Hexokinase 2 inhibition study of lonidamine-tacrine/quinazoline hybrids: Design, synthesis, molecular docking, and dynamics simulations

Abstract

Glycolysis inhibition is known as a therapeutic method for cancer therapy. Hexokinase 2 (HK2) is the rate-limiting enzyme, catalyzing the critical process of glucose phosphorylation for later use in glycolysis and other signaling pathways. Positive HK2 expression often supports cancer cell survival while systemic deletion or inhibition of HK2 has shown to hinder tumor growth.
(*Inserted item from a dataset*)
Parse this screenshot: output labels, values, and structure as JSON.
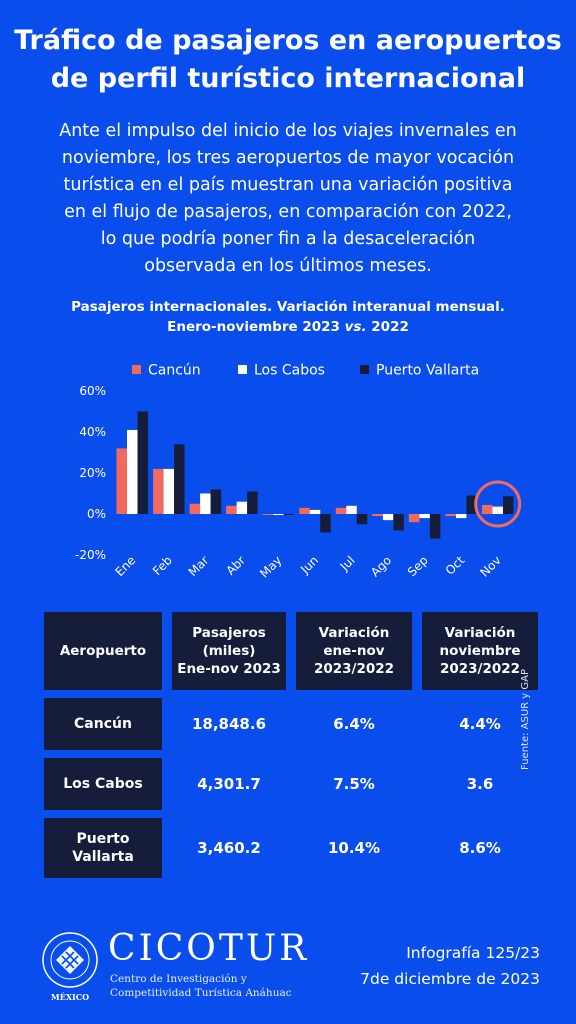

Herein, we have employed a structure-based approach, designed and synthesized conjugates of Lonidamine (LND), a known HK2 inhibitor, and evaluated their HK2 enzyme inhibitory activity. In particular, the LND-tacrine and LND-quinazoline conjugates connected through amide linkages of different linker lengths have been explored as potent HK2 inhibitors in vitro. The hit molecules have been identified in the study that inhibit HK2 at sub-micromolar concentrations working better than the parent LND molecule. These molecules have shown selective cytotoxicity against cancerous HepG2 cells than the non-malignant HEK cells. Additionally, some of these conjugates have acted as PROTACs/degraders that have shown dose dependent, systematic degradation of HK2 in HepG2 cells. Hence, for the first time tacrine and quinazoline motifs have been explored as degraders. These findings have been backed by docking and simulation study.